Falling in love was never in my plans. I always pictured myself falling in love during my 40’s only after being a successful businesswoman with financial stability, but love entered my life and literally left to pursue his dreams on the other side of the world in Asia.

 

A year before I met him, I lived in Downtown Los Angeles six hours away from where I now live in Hayward California. We first met at California State University East Bay where he graduated from and I am currently studying. Despite age, cultural and religious differences, our love of two old spirited and passionate people lead us to create a strong relationship.

 

I’ve realized that in our generation many people misuse love and are anxious to find it. The truth is it comes when it comes and when it does welcome it with arms wide open.

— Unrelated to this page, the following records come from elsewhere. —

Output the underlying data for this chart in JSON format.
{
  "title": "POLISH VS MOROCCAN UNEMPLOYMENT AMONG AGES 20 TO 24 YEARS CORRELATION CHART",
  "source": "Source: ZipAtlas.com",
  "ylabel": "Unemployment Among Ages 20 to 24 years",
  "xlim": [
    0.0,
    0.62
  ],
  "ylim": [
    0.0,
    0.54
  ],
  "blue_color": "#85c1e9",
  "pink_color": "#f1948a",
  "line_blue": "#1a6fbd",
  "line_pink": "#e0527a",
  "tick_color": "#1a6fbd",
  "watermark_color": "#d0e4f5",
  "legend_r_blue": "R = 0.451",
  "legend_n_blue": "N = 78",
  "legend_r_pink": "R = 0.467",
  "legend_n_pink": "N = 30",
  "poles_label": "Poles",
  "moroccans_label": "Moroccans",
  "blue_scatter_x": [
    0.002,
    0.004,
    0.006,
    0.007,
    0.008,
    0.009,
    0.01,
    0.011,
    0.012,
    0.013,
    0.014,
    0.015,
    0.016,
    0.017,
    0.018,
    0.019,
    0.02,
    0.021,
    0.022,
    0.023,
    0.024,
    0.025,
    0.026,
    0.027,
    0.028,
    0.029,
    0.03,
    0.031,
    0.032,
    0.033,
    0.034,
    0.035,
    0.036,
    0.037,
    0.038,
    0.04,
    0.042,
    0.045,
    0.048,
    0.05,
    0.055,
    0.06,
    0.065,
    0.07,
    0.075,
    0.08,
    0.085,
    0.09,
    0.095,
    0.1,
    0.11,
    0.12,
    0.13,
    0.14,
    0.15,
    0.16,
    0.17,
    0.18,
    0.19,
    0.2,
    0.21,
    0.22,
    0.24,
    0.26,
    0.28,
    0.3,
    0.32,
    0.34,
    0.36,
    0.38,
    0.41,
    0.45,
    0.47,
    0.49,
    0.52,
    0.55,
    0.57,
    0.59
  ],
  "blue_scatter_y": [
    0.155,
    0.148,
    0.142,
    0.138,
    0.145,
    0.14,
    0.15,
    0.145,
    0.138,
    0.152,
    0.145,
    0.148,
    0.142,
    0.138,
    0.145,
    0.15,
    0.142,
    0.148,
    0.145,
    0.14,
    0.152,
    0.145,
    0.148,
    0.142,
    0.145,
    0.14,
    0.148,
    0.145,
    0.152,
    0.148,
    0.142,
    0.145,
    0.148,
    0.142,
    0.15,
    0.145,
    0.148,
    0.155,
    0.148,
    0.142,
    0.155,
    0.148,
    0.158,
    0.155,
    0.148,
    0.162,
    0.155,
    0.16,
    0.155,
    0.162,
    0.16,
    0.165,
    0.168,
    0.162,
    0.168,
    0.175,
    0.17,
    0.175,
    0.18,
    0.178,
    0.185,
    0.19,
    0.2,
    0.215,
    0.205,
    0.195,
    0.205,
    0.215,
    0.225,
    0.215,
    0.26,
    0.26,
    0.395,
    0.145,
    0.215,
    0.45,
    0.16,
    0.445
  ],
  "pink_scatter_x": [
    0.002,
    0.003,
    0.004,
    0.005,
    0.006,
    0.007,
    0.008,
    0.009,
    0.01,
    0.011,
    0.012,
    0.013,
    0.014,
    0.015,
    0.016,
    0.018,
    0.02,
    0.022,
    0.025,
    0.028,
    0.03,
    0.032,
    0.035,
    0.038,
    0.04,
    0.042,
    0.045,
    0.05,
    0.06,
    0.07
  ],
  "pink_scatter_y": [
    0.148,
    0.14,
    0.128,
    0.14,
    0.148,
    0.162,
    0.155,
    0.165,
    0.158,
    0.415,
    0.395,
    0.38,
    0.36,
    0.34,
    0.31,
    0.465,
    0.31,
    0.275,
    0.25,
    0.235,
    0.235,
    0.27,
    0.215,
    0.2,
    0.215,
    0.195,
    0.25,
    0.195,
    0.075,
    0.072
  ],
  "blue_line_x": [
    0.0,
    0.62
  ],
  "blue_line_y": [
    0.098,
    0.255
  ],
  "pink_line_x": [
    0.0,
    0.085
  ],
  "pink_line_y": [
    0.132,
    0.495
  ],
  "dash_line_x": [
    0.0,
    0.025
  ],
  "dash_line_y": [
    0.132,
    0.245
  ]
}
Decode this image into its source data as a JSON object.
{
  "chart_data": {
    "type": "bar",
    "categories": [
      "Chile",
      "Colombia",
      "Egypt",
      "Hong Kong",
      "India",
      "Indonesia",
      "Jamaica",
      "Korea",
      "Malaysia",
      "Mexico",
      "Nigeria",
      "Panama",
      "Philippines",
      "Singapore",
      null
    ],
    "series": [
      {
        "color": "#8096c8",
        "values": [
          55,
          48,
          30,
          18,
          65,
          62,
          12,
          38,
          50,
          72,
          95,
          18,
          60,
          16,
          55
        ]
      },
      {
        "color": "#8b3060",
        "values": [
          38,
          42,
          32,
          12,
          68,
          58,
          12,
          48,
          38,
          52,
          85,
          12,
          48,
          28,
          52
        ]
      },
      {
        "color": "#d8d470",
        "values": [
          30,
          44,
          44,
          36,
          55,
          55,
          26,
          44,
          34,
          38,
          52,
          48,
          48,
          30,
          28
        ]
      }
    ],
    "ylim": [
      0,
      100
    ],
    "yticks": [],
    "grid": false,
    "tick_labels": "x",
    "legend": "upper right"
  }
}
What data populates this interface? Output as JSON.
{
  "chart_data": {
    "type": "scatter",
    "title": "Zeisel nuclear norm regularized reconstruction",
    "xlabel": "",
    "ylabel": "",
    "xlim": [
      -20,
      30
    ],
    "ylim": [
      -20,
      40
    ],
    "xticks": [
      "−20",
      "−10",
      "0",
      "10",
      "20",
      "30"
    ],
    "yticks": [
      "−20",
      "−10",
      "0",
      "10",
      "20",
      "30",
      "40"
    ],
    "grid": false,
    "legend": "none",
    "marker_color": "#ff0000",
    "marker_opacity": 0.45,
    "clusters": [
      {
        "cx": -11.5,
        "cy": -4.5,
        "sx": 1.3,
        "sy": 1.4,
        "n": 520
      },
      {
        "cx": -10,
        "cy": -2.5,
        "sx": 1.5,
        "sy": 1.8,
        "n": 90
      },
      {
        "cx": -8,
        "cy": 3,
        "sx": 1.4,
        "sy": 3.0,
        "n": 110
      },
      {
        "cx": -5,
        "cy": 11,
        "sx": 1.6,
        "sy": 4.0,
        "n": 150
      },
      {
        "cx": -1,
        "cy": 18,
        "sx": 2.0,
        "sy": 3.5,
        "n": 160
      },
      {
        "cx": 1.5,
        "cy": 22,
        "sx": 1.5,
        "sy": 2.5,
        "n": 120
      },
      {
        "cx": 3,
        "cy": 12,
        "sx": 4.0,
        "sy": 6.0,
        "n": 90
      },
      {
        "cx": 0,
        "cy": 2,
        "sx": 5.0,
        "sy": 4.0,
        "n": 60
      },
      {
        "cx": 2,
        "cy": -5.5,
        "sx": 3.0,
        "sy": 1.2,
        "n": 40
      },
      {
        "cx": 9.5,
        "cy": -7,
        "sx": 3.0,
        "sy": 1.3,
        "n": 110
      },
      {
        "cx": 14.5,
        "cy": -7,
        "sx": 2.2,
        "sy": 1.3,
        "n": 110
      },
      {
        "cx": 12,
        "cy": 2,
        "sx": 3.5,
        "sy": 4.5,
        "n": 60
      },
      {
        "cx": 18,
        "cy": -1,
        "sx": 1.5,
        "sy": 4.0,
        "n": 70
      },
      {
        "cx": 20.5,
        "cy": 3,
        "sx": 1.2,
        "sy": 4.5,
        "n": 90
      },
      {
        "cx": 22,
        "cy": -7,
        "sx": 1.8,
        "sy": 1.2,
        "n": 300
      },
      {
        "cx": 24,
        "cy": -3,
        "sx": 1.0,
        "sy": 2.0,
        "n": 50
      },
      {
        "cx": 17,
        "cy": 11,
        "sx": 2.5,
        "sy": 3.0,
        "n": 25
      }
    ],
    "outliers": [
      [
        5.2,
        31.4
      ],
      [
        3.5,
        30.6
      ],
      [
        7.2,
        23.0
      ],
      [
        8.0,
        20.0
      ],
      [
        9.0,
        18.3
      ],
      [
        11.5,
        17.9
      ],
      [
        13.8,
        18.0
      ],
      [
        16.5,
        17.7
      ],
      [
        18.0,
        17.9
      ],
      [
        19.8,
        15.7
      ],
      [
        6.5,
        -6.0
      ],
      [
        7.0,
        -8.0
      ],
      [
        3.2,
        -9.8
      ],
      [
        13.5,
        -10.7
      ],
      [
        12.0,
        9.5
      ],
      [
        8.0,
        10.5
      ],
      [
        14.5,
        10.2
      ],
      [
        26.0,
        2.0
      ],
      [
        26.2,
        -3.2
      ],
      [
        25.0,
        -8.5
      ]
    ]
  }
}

Love unravels like the soft petals on a white rose that’s nourished by the earth’s warm soil. Although my feelings for him at first were difficult to understand because it was brand-new to me, loving him was natural.

 

He was then asked to work overseas after just several months of us being together. When we were together, I witnessed his dedication for writing and telling stories. Being a supportive girlfriend, I was always there to encourage him in anything and for him to take the wonderful opportunity to work abroad. After all, he had really deserved to put his talent for writing into good use. This is both of our first relationship. We decided to work a long distance relationship. I let him go abroad little over a year after our first year together.

 

In this relationship, separation and stress tested the strength of our love. There were several attempts to resolve a communication problem, which happens in most long distance relationships. Yet, after several trials of fixing this dilemma, I realized that there are two main steps for resolution in partnership conflicts. First, people should have immediate discussion about the problem. Second it leads to compromising. Love is like a flower that should be nourished with care and a “break” should never be the answer because it results in decay. I will never understand why he asked or why people in relationships as for a break from each other. Even when one is underneath the cloud of stress, a break shouldn’t be the answer to untie a struggle. I gave him the break and space for growth as he initially requested, but without me in his life. I also understood that his physical and emotional care for me was missing. At the end, it was absolute I needed to take care of my heart. It wasn’t easy, it took so much courage and strength to accept that maybe it wasn’t the right time for us/bad timing. I don’t regret making this decision because our love story is something that I’ll always treasure.